One surprising challenge that emerged from her early days of mentoring was how her students struggled with change. And the biggest change of all? Having to choose and wear their own attire to campus, unlike how they all wore uniforms in their primary and secondary school years.

“I then realised that uniforms are more than just clothes, they act as a leveller. Whether you are poor or not, no one knows from your uniform,” says Hui Min, slightly sad. “With the chance to wear your own clothes, suddenly you’re categorised and judged — maybe you’re cool, or you’re not fashionable.”

“At their age, self-confidence is a big thing. How their friends perceive them, their looks, the way they dress… It all matters so much to them.” To help the students work through all this, the mentors help with self-management: knowing what others think yet choosing to focus on what’s more important, such as being neat and presentable for school.

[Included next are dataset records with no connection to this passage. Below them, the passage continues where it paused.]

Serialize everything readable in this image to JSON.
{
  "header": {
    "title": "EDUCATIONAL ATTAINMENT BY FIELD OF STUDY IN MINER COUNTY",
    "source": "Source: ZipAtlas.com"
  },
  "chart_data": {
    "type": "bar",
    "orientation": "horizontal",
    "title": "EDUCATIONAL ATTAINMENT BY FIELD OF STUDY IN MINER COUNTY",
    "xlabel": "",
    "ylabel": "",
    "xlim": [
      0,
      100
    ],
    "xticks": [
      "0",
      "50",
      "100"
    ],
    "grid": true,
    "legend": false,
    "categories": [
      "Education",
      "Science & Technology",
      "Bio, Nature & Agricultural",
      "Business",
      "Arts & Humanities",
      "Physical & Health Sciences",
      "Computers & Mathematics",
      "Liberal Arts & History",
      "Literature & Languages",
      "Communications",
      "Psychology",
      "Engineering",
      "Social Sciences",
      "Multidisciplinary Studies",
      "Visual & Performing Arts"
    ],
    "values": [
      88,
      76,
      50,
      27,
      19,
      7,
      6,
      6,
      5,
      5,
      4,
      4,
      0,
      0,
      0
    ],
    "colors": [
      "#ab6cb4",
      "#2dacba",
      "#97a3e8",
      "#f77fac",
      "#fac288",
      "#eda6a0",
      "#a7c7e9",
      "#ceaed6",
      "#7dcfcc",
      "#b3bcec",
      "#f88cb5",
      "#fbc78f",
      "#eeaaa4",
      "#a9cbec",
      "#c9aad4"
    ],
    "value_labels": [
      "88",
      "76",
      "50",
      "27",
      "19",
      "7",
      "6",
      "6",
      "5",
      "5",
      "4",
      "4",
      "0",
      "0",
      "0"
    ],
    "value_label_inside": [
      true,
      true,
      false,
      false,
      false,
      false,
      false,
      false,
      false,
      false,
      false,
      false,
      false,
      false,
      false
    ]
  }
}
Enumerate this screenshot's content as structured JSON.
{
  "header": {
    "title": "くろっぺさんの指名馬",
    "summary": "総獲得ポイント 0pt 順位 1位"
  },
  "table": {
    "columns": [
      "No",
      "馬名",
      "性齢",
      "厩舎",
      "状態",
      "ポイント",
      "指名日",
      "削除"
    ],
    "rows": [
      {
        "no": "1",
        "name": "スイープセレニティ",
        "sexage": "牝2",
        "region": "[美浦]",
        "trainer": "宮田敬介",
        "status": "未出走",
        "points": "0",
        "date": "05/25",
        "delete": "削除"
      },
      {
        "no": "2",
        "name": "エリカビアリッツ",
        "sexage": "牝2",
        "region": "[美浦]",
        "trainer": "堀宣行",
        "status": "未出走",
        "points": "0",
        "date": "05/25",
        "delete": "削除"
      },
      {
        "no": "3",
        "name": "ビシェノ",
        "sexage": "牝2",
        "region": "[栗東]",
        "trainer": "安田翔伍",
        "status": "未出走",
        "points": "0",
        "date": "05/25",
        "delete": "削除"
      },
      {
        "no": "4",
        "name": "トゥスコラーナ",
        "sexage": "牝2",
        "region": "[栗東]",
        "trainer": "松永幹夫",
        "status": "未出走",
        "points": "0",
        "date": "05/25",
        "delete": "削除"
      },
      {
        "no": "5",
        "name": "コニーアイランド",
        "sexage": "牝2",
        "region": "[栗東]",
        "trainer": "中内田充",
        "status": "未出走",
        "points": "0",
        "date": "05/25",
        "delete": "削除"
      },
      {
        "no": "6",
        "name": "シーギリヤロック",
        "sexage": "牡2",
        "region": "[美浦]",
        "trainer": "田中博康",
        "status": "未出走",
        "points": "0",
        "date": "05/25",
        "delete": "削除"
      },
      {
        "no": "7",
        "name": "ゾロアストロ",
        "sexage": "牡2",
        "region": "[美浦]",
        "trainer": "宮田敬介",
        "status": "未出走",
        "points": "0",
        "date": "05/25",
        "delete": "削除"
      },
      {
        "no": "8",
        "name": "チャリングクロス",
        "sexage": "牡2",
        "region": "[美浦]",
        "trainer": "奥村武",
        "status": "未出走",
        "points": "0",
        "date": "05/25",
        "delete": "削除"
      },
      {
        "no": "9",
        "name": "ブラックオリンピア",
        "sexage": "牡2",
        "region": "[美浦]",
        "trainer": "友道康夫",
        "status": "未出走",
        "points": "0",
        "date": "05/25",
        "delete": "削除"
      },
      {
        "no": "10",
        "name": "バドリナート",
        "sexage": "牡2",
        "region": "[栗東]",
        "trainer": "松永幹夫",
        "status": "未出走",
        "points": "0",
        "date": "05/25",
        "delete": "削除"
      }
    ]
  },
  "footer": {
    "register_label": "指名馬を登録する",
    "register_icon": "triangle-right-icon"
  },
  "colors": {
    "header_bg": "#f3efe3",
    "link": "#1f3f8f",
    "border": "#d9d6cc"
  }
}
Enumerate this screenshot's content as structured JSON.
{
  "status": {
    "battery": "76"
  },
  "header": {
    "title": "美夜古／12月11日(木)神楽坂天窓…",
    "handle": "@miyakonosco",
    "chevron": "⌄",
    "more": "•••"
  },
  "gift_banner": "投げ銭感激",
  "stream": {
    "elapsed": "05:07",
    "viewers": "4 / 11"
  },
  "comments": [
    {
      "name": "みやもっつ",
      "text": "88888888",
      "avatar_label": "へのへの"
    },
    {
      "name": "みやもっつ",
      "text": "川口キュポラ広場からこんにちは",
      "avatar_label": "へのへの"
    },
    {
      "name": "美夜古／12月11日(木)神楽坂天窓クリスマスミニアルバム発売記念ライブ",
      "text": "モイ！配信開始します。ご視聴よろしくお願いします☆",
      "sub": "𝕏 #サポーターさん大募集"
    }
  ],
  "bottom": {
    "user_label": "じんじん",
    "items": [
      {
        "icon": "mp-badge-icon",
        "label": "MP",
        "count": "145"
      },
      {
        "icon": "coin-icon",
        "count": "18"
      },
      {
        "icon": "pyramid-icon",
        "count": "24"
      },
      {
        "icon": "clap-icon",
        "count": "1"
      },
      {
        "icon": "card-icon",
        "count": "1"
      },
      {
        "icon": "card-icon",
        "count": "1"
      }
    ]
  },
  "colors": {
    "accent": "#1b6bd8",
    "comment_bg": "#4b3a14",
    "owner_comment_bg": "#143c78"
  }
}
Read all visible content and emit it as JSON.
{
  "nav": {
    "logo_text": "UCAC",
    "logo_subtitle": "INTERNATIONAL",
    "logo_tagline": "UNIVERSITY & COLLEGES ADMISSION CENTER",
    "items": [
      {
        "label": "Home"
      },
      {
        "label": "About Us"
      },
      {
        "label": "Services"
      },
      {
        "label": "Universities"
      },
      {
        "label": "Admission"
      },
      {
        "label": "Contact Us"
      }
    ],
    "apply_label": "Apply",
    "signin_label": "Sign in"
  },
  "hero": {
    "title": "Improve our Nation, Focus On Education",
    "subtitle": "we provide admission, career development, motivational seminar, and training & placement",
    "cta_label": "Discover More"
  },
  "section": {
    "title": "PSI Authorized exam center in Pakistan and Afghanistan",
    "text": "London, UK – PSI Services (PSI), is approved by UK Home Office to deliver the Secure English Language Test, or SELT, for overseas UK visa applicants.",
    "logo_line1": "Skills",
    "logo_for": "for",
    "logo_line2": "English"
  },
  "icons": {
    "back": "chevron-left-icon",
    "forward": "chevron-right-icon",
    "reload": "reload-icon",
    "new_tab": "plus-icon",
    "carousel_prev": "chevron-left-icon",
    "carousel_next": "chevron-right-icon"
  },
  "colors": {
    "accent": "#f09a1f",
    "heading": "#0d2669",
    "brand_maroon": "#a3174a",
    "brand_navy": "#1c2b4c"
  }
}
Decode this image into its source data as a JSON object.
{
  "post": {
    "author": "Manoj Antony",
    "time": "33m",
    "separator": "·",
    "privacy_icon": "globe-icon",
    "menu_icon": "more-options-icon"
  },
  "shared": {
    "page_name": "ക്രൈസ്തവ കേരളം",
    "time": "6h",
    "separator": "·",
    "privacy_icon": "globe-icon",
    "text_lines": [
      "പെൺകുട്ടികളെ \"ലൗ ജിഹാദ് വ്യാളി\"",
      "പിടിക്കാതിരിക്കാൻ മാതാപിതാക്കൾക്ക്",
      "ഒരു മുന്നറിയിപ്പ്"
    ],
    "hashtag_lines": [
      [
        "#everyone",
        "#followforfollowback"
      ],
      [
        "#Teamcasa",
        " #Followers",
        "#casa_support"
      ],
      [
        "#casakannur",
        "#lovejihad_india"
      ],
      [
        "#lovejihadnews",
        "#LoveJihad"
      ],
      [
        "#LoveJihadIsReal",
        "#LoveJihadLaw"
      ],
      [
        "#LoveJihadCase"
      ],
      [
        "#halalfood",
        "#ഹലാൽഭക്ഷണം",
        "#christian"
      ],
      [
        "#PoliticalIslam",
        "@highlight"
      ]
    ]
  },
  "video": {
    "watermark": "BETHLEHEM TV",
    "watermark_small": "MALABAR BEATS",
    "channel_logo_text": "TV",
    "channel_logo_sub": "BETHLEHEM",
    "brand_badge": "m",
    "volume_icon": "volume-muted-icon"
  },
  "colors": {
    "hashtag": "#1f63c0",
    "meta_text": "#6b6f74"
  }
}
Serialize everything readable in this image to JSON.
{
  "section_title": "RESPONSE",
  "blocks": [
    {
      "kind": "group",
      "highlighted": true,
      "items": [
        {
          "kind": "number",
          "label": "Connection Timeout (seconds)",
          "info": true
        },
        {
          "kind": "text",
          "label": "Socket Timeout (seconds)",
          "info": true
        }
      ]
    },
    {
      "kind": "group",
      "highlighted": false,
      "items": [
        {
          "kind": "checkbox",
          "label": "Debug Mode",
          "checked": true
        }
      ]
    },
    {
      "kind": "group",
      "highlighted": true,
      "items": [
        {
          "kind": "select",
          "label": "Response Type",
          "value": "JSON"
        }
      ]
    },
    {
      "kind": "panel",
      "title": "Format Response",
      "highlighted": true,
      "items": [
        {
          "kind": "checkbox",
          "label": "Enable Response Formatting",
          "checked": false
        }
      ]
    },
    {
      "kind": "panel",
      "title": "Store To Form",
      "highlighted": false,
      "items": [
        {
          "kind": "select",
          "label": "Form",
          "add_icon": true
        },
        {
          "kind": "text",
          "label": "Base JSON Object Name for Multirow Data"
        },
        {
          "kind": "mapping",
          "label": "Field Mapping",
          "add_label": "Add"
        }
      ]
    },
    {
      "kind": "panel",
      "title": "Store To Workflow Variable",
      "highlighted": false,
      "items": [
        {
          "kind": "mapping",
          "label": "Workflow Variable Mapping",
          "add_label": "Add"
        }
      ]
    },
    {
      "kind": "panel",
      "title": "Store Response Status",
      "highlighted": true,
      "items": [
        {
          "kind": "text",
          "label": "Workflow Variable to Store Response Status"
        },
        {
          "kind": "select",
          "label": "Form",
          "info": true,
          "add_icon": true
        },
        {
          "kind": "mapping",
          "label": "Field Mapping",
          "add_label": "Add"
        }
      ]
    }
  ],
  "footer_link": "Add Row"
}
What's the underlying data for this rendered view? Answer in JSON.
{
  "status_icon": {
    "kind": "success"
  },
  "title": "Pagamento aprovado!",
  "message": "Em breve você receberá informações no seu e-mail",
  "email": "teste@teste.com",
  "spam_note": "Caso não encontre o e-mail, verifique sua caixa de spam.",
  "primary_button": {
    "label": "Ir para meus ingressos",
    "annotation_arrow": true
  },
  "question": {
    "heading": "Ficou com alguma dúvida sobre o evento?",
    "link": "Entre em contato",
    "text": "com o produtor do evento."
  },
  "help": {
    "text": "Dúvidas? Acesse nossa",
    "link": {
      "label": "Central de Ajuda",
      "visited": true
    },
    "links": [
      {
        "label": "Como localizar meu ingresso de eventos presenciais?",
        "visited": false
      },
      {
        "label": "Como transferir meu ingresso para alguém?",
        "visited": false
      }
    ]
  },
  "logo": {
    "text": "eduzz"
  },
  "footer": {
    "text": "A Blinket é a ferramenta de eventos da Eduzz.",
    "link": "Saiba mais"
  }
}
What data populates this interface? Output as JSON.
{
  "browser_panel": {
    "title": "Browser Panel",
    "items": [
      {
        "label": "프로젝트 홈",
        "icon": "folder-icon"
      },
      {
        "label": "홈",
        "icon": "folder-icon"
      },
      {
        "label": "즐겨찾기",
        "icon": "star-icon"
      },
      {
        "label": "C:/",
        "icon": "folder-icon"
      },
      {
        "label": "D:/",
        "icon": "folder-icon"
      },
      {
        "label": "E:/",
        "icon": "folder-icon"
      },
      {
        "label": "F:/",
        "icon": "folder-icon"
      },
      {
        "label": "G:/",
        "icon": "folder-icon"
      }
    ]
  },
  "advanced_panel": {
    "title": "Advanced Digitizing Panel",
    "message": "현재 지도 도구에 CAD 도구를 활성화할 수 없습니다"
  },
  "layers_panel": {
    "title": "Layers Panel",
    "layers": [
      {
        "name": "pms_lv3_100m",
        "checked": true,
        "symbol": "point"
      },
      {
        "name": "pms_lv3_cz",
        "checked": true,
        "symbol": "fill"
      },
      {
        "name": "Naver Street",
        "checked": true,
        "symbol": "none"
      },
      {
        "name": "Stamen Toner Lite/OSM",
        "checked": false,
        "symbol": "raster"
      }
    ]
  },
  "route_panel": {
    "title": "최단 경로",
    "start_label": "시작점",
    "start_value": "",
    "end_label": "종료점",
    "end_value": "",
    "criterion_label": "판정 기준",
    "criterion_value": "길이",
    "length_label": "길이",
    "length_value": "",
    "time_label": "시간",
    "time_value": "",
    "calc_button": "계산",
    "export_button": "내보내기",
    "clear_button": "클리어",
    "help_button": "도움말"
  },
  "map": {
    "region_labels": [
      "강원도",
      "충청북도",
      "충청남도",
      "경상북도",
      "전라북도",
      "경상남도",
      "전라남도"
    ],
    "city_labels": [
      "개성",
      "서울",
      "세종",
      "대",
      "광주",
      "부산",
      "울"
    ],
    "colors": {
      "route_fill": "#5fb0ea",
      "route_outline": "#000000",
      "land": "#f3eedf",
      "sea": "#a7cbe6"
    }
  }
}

Five years into the programme, what counts as success? When Hui Min ran a survey with the 2021 graduating cohort of students who enjoyed the full training and mentoring effort, she was heartened that 80% of them chose to take part and shared positive results.

Today, Hui Min adds that she is also conducting courses on mentoring for preschool educators under NIEC’s suite of Continuing Professional Development courses. These trained preschool educators will, in turn, return to their workplaces to share their newfound knowledge and skills with their fellow colleagues and mentor student interns.

How does she feel about making an impact on young children and their educators through the mentoring route? Says Hui Min: “I only have one lifetime to live. If what I do makes a small difference to the students I teach and mentor, it would be worth it.”